We would replace the 97-year-old B building with a new structure on the intramural field, renovate the 47-year-old A building, and we would rebuild the intramural field, where the current B building currently stands.
This option would cost $88 million to complete.
To create an additional level of comfort, we even hired Tower Engineering, a Pittsburgh firm with no connections to anyone in the area, to give us an unbiased second opinion and insure that we were going in the right direction.
Tower agreed with most of the KCBA findings. It also said that if we switched architects at this time, we would have to build a school 25 percent smaller, just to break even, and we would lose the $15 million in PlanCon funding.
In spring of 2018, after my retirement, the board voted to put the building project out for bid. I was present for this meeting and was thankful the motion passed.

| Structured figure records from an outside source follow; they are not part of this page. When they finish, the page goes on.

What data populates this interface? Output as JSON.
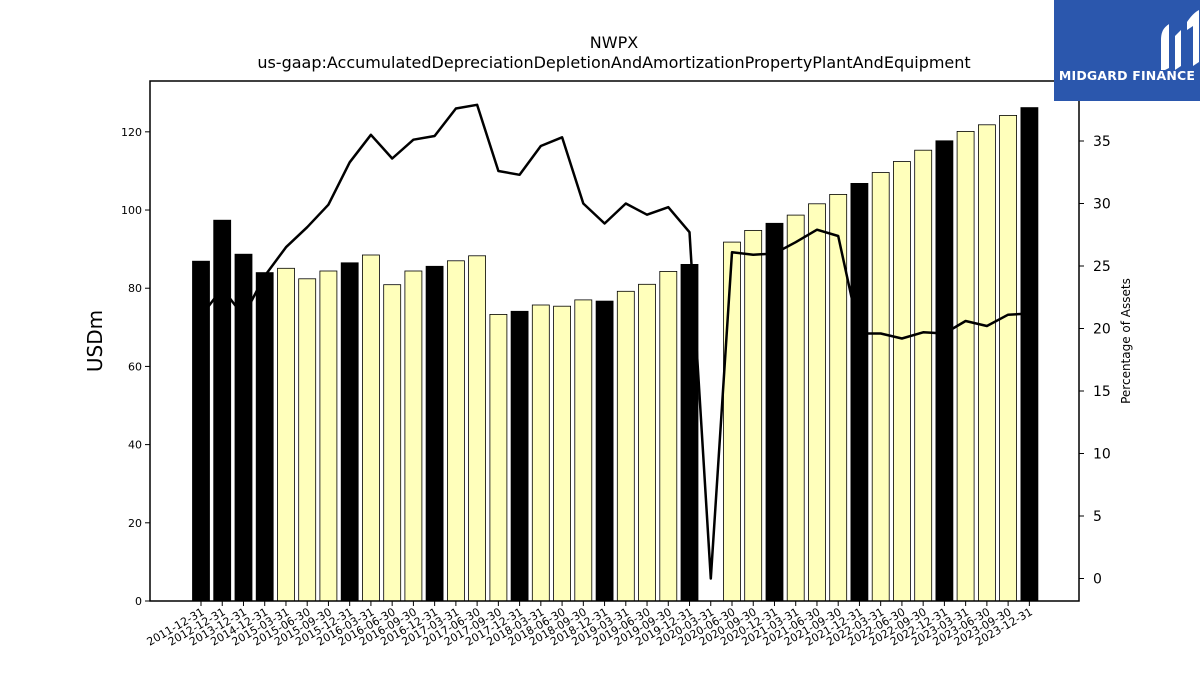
{
  "chart_data": {
    "type": "bar",
    "title": "NWPX",
    "subtitle": "us-gaap:AccumulatedDepreciationDepletionAndAmortizationPropertyPlantAndEquipment",
    "ylabel": "USDm",
    "y2label": "Percentage of Assets",
    "ylim": [
      0,
      133
    ],
    "y2lim": [
      -1.8,
      39.8
    ],
    "yticks": [
      0,
      20,
      40,
      60,
      80,
      100,
      120
    ],
    "y2ticks": [
      0,
      5,
      10,
      15,
      20,
      25,
      30,
      35
    ],
    "categories": [
      "2011-12-31",
      "2012-12-31",
      "2013-12-31",
      "2014-12-31",
      "2015-03-31",
      "2015-06-30",
      "2015-09-30",
      "2015-12-31",
      "2016-03-31",
      "2016-06-30",
      "2016-09-30",
      "2016-12-31",
      "2017-03-31",
      "2017-06-30",
      "2017-09-30",
      "2017-12-31",
      "2018-03-31",
      "2018-06-30",
      "2018-09-30",
      "2018-12-31",
      "2019-03-31",
      "2019-06-30",
      "2019-09-30",
      "2019-12-31",
      "2020-03-31",
      "2020-06-30",
      "2020-09-30",
      "2020-12-31",
      "2021-03-31",
      "2021-06-30",
      "2021-09-30",
      "2021-12-31",
      "2022-03-31",
      "2022-06-30",
      "2022-09-30",
      "2022-12-31",
      "2023-03-31",
      "2023-06-30",
      "2023-09-30",
      "2023-12-31"
    ],
    "series": [
      {
        "kind": "bar",
        "values": [
          86.9,
          97.4,
          88.7,
          84.0,
          85.1,
          82.4,
          84.4,
          86.5,
          88.5,
          80.9,
          84.4,
          85.6,
          87.0,
          88.3,
          73.3,
          74.1,
          75.7,
          75.4,
          77.0,
          76.7,
          79.2,
          81.0,
          84.3,
          86.1,
          null,
          91.8,
          94.8,
          96.6,
          98.7,
          101.6,
          104.0,
          106.8,
          109.6,
          112.4,
          115.3,
          117.7,
          120.1,
          121.8,
          124.2,
          126.2
        ],
        "annual": [
          true,
          true,
          true,
          true,
          false,
          false,
          false,
          true,
          false,
          false,
          false,
          true,
          false,
          false,
          false,
          true,
          false,
          false,
          false,
          true,
          false,
          false,
          false,
          true,
          false,
          false,
          false,
          true,
          false,
          false,
          false,
          true,
          false,
          false,
          false,
          true,
          false,
          false,
          false,
          true
        ]
      },
      {
        "kind": "line",
        "axis": "right",
        "values": [
          21.0,
          23.2,
          21.0,
          24.2,
          26.5,
          28.1,
          29.9,
          33.3,
          35.5,
          33.6,
          35.1,
          35.4,
          37.6,
          37.9,
          32.6,
          32.3,
          34.6,
          35.3,
          30.0,
          28.4,
          30.0,
          29.1,
          29.7,
          27.7,
          0.0,
          26.1,
          25.9,
          26.0,
          26.9,
          27.9,
          27.4,
          19.6,
          19.6,
          19.2,
          19.7,
          19.6,
          20.6,
          20.2,
          21.1,
          21.2
        ]
      }
    ],
    "colors": {
      "annual_bar": "#000000",
      "quarter_bar": "#ffffbb",
      "bar_edge": "#000000",
      "line": "#000000"
    },
    "grid": false
  },
  "logo": {
    "text": "MIDGARD FINANCE",
    "background": "#2b57ad"
  }
}
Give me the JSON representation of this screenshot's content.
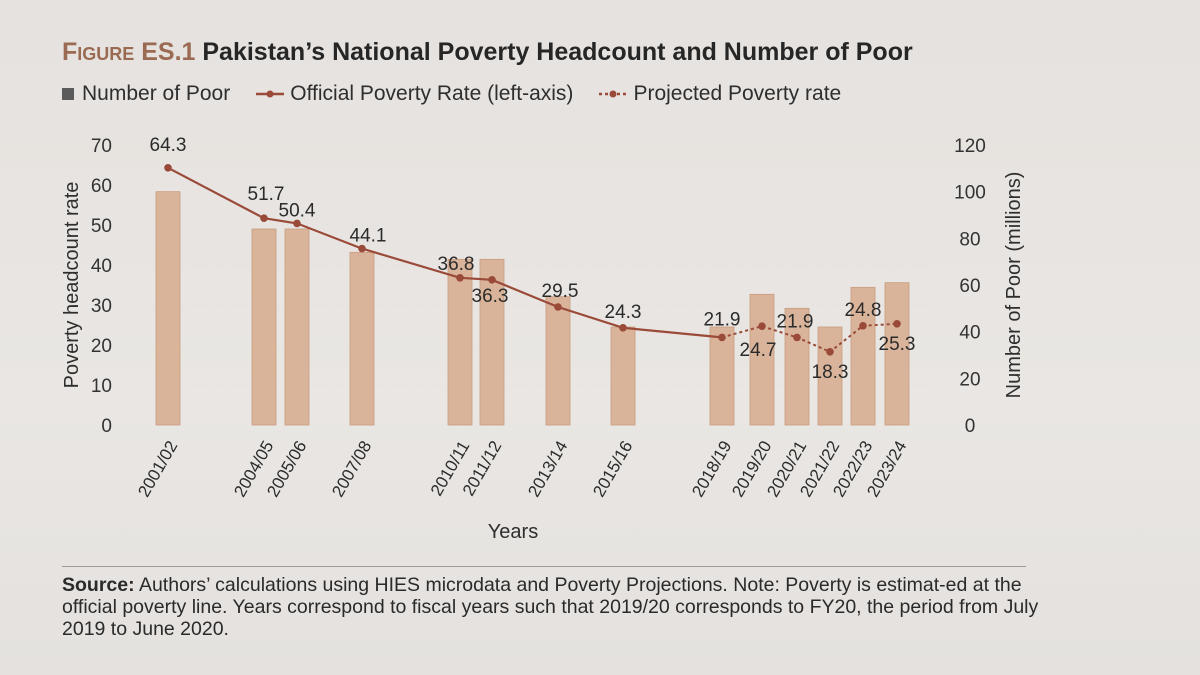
{
  "figure": {
    "label": "Figure ES.1",
    "title": "Pakistan’s National Poverty Headcount and Number of Poor"
  },
  "legend": {
    "bars": "Number of Poor",
    "official": "Official Poverty Rate (left-axis)",
    "projected": "Projected Poverty rate"
  },
  "source": {
    "label": "Source:",
    "text": "Authors’ calculations using HIES microdata and Poverty Projections. Note: Poverty is estimat-ed at the official poverty line. Years correspond to fiscal years such that 2019/20 corresponds to FY20, the period from July 2019 to June 2020."
  },
  "colors": {
    "bar": "#d9b49a",
    "bar_edge": "#c99c7d",
    "line": "#9a4a38",
    "grid": "#d9d3cf"
  },
  "chart_data": {
    "type": "bar",
    "xlabel": "Years",
    "ylabel": "Poverty headcount rate",
    "y2label": "Number of Poor (millions)",
    "ylim": [
      0,
      70
    ],
    "yticks": [
      0,
      10,
      20,
      30,
      40,
      50,
      60,
      70
    ],
    "y2lim": [
      0,
      120
    ],
    "y2ticks": [
      0,
      20,
      40,
      60,
      80,
      100,
      120
    ],
    "categories": [
      "2001/02",
      "2004/05",
      "2005/06",
      "2007/08",
      "2010/11",
      "2011/12",
      "2013/14",
      "2015/16",
      "2018/19",
      "2019/20",
      "2020/21",
      "2021/22",
      "2022/23",
      "2023/24"
    ],
    "series": [
      {
        "name": "Number of Poor",
        "type": "bar",
        "axis": "right",
        "values": [
          100,
          84,
          84,
          74,
          71,
          71,
          55,
          42,
          42,
          56,
          50,
          42,
          59,
          61
        ]
      },
      {
        "name": "Official Poverty Rate (left-axis)",
        "type": "line",
        "axis": "left",
        "values": [
          64.3,
          51.7,
          50.4,
          44.1,
          36.8,
          36.3,
          29.5,
          24.3,
          21.9,
          null,
          null,
          null,
          null,
          null
        ],
        "labels": [
          "64.3",
          "51.7",
          "50.4",
          "44.1",
          "36.8",
          "36.3",
          "29.5",
          "24.3",
          "21.9",
          null,
          null,
          null,
          null,
          null
        ]
      },
      {
        "name": "Projected Poverty rate",
        "type": "line-dashed",
        "axis": "left",
        "values": [
          null,
          null,
          null,
          null,
          null,
          null,
          null,
          null,
          21.9,
          24.7,
          21.9,
          18.3,
          24.8,
          25.3
        ],
        "labels": [
          null,
          null,
          null,
          null,
          null,
          null,
          null,
          null,
          null,
          "24.7",
          "21.9",
          "18.3",
          "24.8",
          "25.3"
        ]
      }
    ]
  }
}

I’ve also read that the project bids came in at $1.5 million under budget.
Doing nothing was never a realistic option.
Heating, plumbing and electrical systems were failing in both buildings. Some classrooms were 40 degrees last winter. The smell of urine floated through the second floor of B building, due to pipes deteriorating inside the concrete. The company that made the electrical breakers went out of business over 50 years ago.
Had we chosen to renovate, a majority of the cost would have gone toward fixing problems instead of creating modern, educational spaces.
In addition, our teachers and students would have lost classrooms because 50 percent of the classrooms in B building did not meet the state’s minimum size requirement and would need expanded.
In February, the board voted to purchase the Investment Savings Bank building for $710,000.
Even including some reasonable level of renovation, the amount is still a lot less than $4.5 million. The property came with a beautiful building and 50-plus parking spaces.
I think it was a steal.
When we voted to build the junior high, it was by a 5-4 vote. Some of us felt that it would have been more costly to renovate and abate our existing buildings. Others did not.
After the vote, the board moved past their differences and continued working toward the best interests of the community.
There is no reason this board couldn’t do the same.
These are the facts. This is why I support the project.
Lockard served the Altoona Area School Board for 44 years, retiring in 2018. He resides in Altoona.